Песня смолкла, наступила томительная тишина. Мальчик и девочка прошли мимо, растворившись в густой пурпурной тени вяза, и Луциан снова погрузился в свои грезы. Мысль о том, что все ощущения суть лишь символы, а не реальность, всецело завладела им, и он принялся ломать голову над тем, как научиться превращать одно ощущение в другое. Быть может, людьми еще не был открыт целый материк, быть может, мы растрачиваем свои силы в поисках неважных или ненужных вещей. Современный гений занят всякими пустяками, вроде паровозов и телеграфа, – всеми этими приспособлениями, которые помогают людям общаться друг с другом. Но как бездарно такое общение! Хотя именно древние впервые впали в эту ошибку, приняв символы за реальность, которую они символизировали. А ведь важен не сам пир, но его идея – наедаться до тошноты, принимать рвотное, а потом снова наедаться, что так же глупо, как и говорить по телефону. Некоторые другие способы наслаждаться жизнью стоили в древности не дороже очередного узора для набивного ситца.
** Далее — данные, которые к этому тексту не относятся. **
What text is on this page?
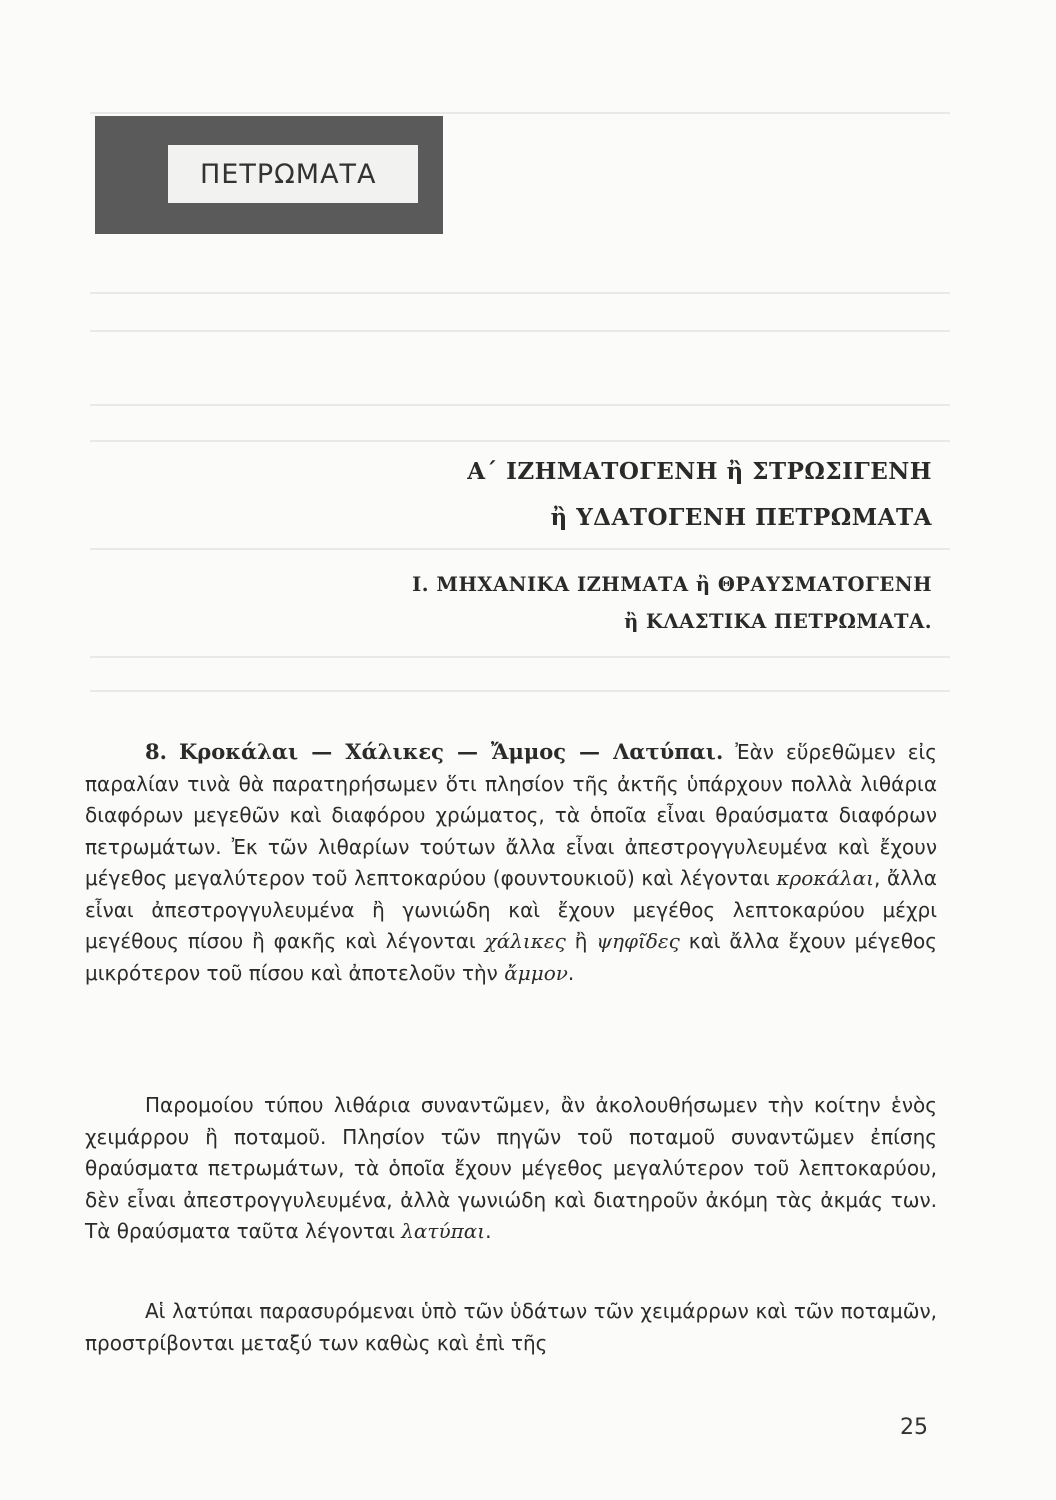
ΠΕΤΡΩΜΑΤΑ
Α΄ ΙΖΗΜΑΤΟΓΕΝΗ ἢ ΣΤΡΩΣΙΓΕΝΗ
ἢ ΥΔΑΤΟΓΕΝΗ ΠΕΤΡΩΜΑΤΑ
Ι. ΜΗΧΑΝΙΚΑ ΙΖΗΜΑΤΑ ἢ ΘΡΑΥΣΜΑΤΟΓΕΝΗ
ἢ ΚΛΑΣΤΙΚΑ ΠΕΤΡΩΜΑΤΑ.
8. Κροκάλαι — Χάλικες — Ἄμμος — Λατύπαι. Ἐὰν εὕρεθῶμεν εἰς παραλίαν τινὰ θὰ παρατηρήσωμεν ὅτι πλησίον τῆς ἀκτῆς ὑπάρχουν πολλὰ λιθάρια διαφόρων μεγεθῶν καὶ διαφόρου χρώματος, τὰ ὁποῖα εἶναι θραύσματα διαφόρων πετρωμάτων. Ἐκ τῶν λιθαρίων τούτων ἄλλα εἶναι ἀπεστρογγυλευμένα καὶ ἔχουν μέγεθος μεγαλύτερον τοῦ λεπτοκαρύου (φουντουκιοῦ) καὶ λέγονται κροκάλαι, ἄλλα εἶναι ἀπεστρογγυλευμένα ἢ γωνιώδη καὶ ἔχουν μεγέθος λεπτοκαρύου μέχρι μεγέθους πίσου ἢ φακῆς καὶ λέγονται χάλικες ἢ ψηφῖδες καὶ ἄλλα ἔχουν μέγεθος μικρότερον τοῦ πίσου καὶ ἀποτελοῦν τὴν ἄμμον.
Παρομοίου τύπου λιθάρια συναντῶμεν, ἂν ἀκολουθήσωμεν τὴν κοίτην ἑνὸς χειμάρρου ἢ ποταμοῦ. Πλησίον τῶν πηγῶν τοῦ ποταμοῦ συναντῶμεν ἐπίσης θραύσματα πετρωμάτων, τὰ ὁποῖα ἔχουν μέγεθος μεγαλύτερον τοῦ λεπτοκαρύου, δὲν εἶναι ἀπεστρογγυλευμένα, ἀλλὰ γωνιώδη καὶ διατηροῦν ἀκόμη τὰς ἀκμάς των. Τὰ θραύσματα ταῦτα λέγονται λατύπαι.
Αἱ λατύπαι παρασυρόμεναι ὑπὸ τῶν ὑδάτων τῶν χειμάρρων καὶ τῶν ποταμῶν, προστρίβονται μεταξύ των καθὼς καὶ ἐπὶ τῆς
25
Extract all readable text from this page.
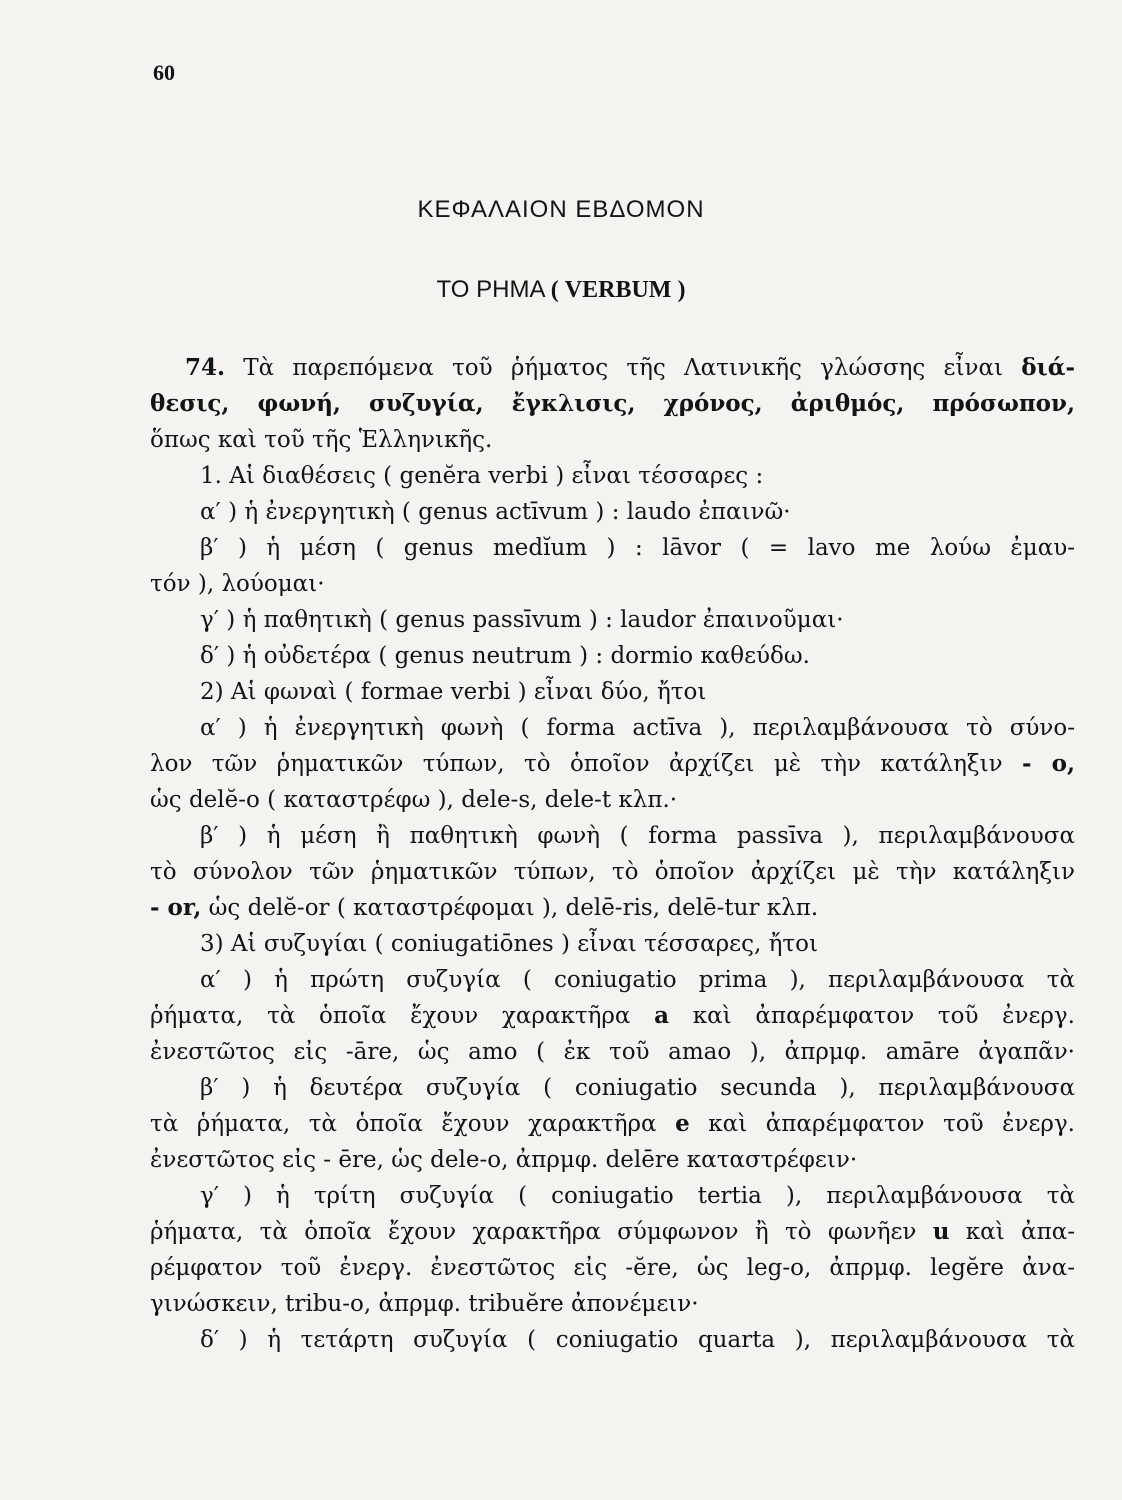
60
ΚΕΦΑΛΑΙΟΝ ΕΒΔΟΜΟΝ
ΤΟ ΡΗΜΑ ( VERBUM )
74. Τὰ παρεπόμενα τοῦ ῥήματος τῆς Λατινικῆς γλώσσης εἶναι διά-
θεσις, φωνή, συζυγία, ἔγκλισις, χρόνος, ἀριθμός, πρόσωπον,
ὅπως καὶ τοῦ τῆς Ἑλληνικῆς.
1. Αἱ διαθέσεις ( genĕra verbi ) εἶναι τέσσαρες :
α′ ) ἡ ἐνεργητικὴ ( genus actīvum ) : laudo ἐπαινῶ·
β′ ) ἡ μέση ( genus medĭum ) : lāvor ( = lavo me λούω ἐμαυ-
τόν ), λούομαι·
γ′ ) ἡ παθητικὴ ( genus passīvum ) : laudor ἐπαινοῦμαι·
δ′ ) ἡ οὐδετέρα ( genus neutrum ) : dormio καθεύδω.
2) Αἱ φωναὶ ( formae verbi ) εἶναι δύο, ἤτοι
α′ ) ἡ ἐνεργητικὴ φωνὴ ( forma actīva ), περιλαμβάνουσα τὸ σύνο-
λον τῶν ῥηματικῶν τύπων, τὸ ὁποῖον ἀρχίζει μὲ τὴν κατάληξιν - o,
ὡς delĕ-o ( καταστρέφω ), dele-s, dele-t κλπ.·
β′ ) ἡ μέση ἢ παθητικὴ φωνὴ ( forma passīva ), περιλαμβάνουσα
τὸ σύνολον τῶν ῥηματικῶν τύπων, τὸ ὁποῖον ἀρχίζει μὲ τὴν κατάληξιν
- or, ὡς delĕ-or ( καταστρέφομαι ), delē-ris, delē-tur κλπ.
3) Αἱ συζυγίαι ( coniugatiōnes ) εἶναι τέσσαρες, ἤτοι
α′ ) ἡ πρώτη συζυγία ( coniugatio prima ), περιλαμβάνουσα τὰ
ῥήματα, τὰ ὁποῖα ἔχουν χαρακτῆρα a καὶ ἀπαρέμφατον τοῦ ἐνεργ.
ἐνεστῶτος εἰς -āre, ὡς amo ( ἐκ τοῦ amao ), ἀπρμφ. amāre ἀγαπᾶν·
β′ ) ἡ δευτέρα συζυγία ( coniugatio secunda ), περιλαμβάνουσα
τὰ ῥήματα, τὰ ὁποῖα ἔχουν χαρακτῆρα e καὶ ἀπαρέμφατον τοῦ ἐνεργ.
ἐνεστῶτος εἰς - ēre, ὡς dele-o, ἀπρμφ. delēre καταστρέφειν·
γ′ ) ἡ τρίτη συζυγία ( coniugatio tertia ), περιλαμβάνουσα τὰ
ῥήματα, τὰ ὁποῖα ἔχουν χαρακτῆρα σύμφωνον ἢ τὸ φωνῆεν u καὶ ἀπα-
ρέμφατον τοῦ ἐνεργ. ἐνεστῶτος εἰς -ĕre, ὡς leg-o, ἀπρμφ. legĕre ἀνα-
γινώσκειν, tribu-o, ἀπρμφ. tribuĕre ἀπονέμειν·
δ′ ) ἡ τετάρτη συζυγία ( coniugatio quarta ), περιλαμβάνουσα τὰ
– Только в садах Авалона, – пробормотал Луциан, – царит подлинная наука наслаждений.

Он представил себе человека, способного жить одним лишь ощущением, человека, для которого любое прикосновение, звук, краска или вкус тут же превращаются в запах: целуя желанные уста, сей избранник слышит благоухание темной фиалки, а музыку воспринимает как утреннее дыхание роз.

Порой Луциан намеренно обращался к повседневной жизни – тем большим было наслаждение, которое он испытывал, вновь возвращаясь в свое убежище, в свой город и сад. В «нормальном мире» говорили о нонконформистах, об арендной плате и курсе акций, читали газеты, пили австралийское «бургундское» и предавались иным нелепым затеям. Заговорите с этими людьми о наслаждении, и они либо будут шокированы, либо решат, что вы имеете в виду оперетку, дешевое виски и бессонные ночи в дурной компании. К своему изумлению, Луциан обнаружил, что распутники гораздо скучнее праведников. Но самыми тошнотворными были все-таки те, кто проповедовал свободную любовь и называл свое свинство «новой моралью». Луциан спасался от них бегством и с облегчением возвращался в свой город, созданный для истинной любви. Подобно тому как, не ведая сомнений, метафизики утверждали, что осознанное бытие «я» определяет любое сознание, Луциан был уверен, что только в своей идеальной женщине он обретает себя: в ней и во имя ее творится на земле подлинная жизнь. Он знал, что Энни научила его колдовству, пробудившему к жизни сады Авалона. Ради нее отыскивал он чудесные тайны и проникал в самую суть человеческих ощущений. Да и что мог принести Луциан в дар своей возлюбленной, кроме чудесных грез, тайной, вымышленной жизни и истерзанного тела, покрытого шрамами добровольных жертвоприношений?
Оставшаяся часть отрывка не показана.